El terremoto que sacudió a Colombia el pasado 10 de agosto ha dejado hasta el momento 281 muertos y 379 heridos, según el balance oficial más reciente. Las tareas de rescate se complican por las réplicas mientras miles de damnificados duermen a la intemperie en las zonas afectadas. La emergencia humanitaria se agrava a medida que se supera la ventana crítica de las 72 horas de esperanza en la búsqueda de supervivientes.
El sismo, cuyo epicentro se localizó cerca de Pereira, ha devastado varias localidades del eje cafetero colombiano, una región densamente poblada y de gran importancia económica para el país. La magnitud del desastre ha puesto a prueba la capacidad de respuesta del nuevo gobierno colombiano, que asumió recientemente. La comunidad internacional ha ofrecido ayuda, aunque la administración ha restringido el ingreso de rescatistas extranjeros a solo cuatro países considerados "amigos".
La decisión de limitar la participación de equipos internacionales de rescate ha generado polémica, especialmente porque se superó la ventana crítica de 72 horas. Mientras tanto, el gobierno coordina la reconstrucción con el sector privado y evalúa los daños materiales, que se estiman millonarios.
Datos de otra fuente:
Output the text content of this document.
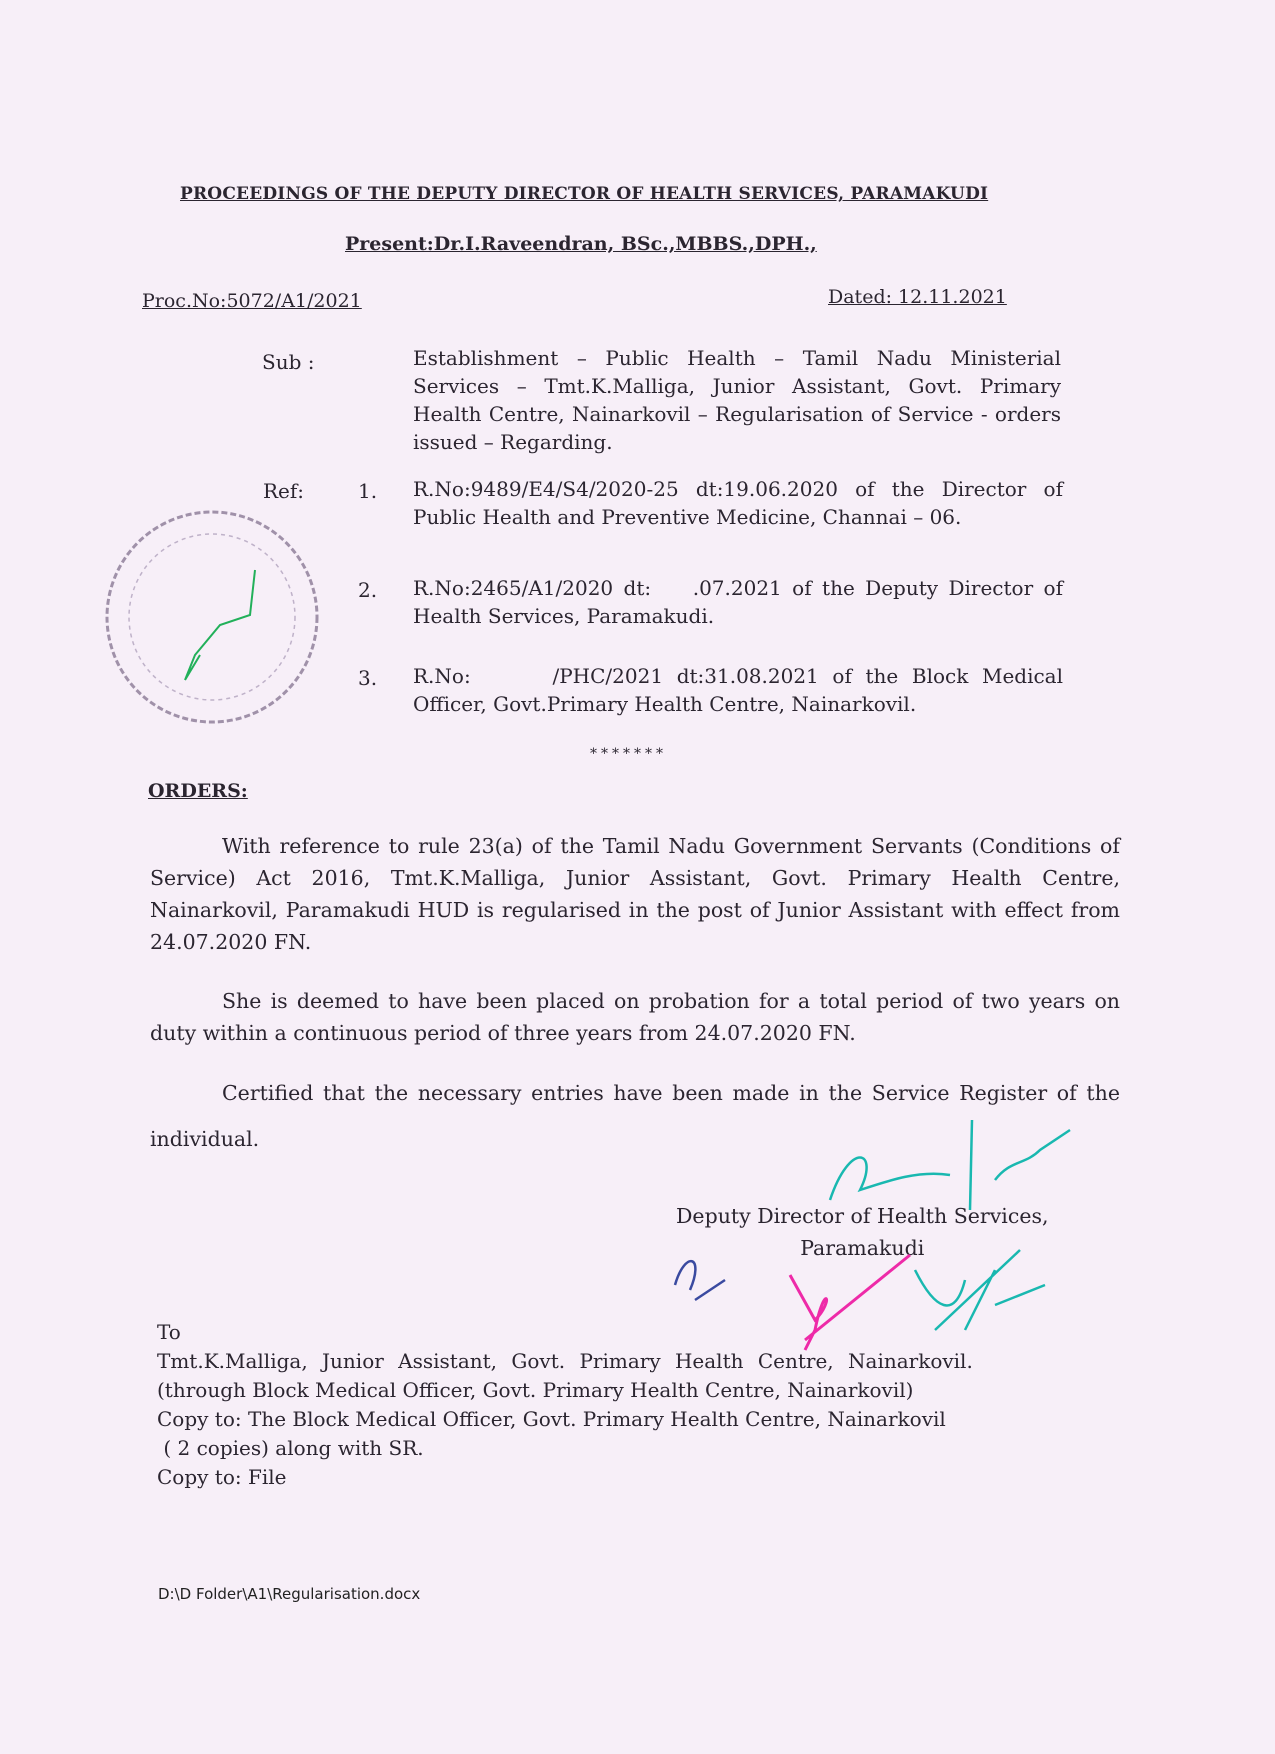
PROCEEDINGS OF THE DEPUTY DIRECTOR OF HEALTH SERVICES, PARAMAKUDI
Present:Dr.I.Raveendran, BSc.,MBBS.,DPH.,
Proc.No:5072/A1/2021	Dated: 12.11.2021
Sub :	Establishment – Public Health – Tamil Nadu Ministerial Services – Tmt.K.Malliga, Junior Assistant, Govt. Primary Health Centre, Nainarkovil – Regularisation of Service - orders issued – Regarding.
Ref:	1. R.No:9489/E4/S4/2020-25 dt:19.06.2020 of the Director of Public Health and Preventive Medicine, Channai – 06.
2. R.No:2465/A1/2020 dt:    .07.2021 of the Deputy Director of Health Services, Paramakudi.
3. R.No:      /PHC/2021 dt:31.08.2021 of the Block Medical Officer, Govt.Primary Health Centre, Nainarkovil.
*******
ORDERS:
With reference to rule 23(a) of the Tamil Nadu Government Servants (Conditions of Service) Act 2016, Tmt.K.Malliga, Junior Assistant, Govt. Primary Health Centre, Nainarkovil, Paramakudi HUD is regularised in the post of Junior Assistant with effect from 24.07.2020 FN.
She is deemed to have been placed on probation for a total period of two years on duty within a continuous period of three years from 24.07.2020 FN.
Certified that the necessary entries have been made in the Service Register of the individual.
Deputy Director of Health Services,
Paramakudi
To
Tmt.K.Malliga, Junior Assistant, Govt. Primary Health Centre, Nainarkovil.
(through Block Medical Officer, Govt. Primary Health Centre, Nainarkovil)
Copy to: The Block Medical Officer, Govt. Primary Health Centre, Nainarkovil
( 2 copies) along with SR.
Copy to: File
D:\D Folder\A1\Regularisation.docx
Los equipos de búsqueda continúan trabajando entre los escombros de edificios derrumbados en Pereira y otras localidades afectadas por el sismo.
La reconstrucción de las zonas afectadas tomará años y requerirá una inversión significativa por parte del Estado colombiano y de la cooperación internacional. Se espera que en los próximos días se conozcan nuevos balances de víctimas y daños a medida que avancen las labores de búsqueda. La emergencia en Colombia es un recordatorio de la vulnerabilidad sísmica de la región andina, incluido el Ecuador, que comparte características geológicas similares.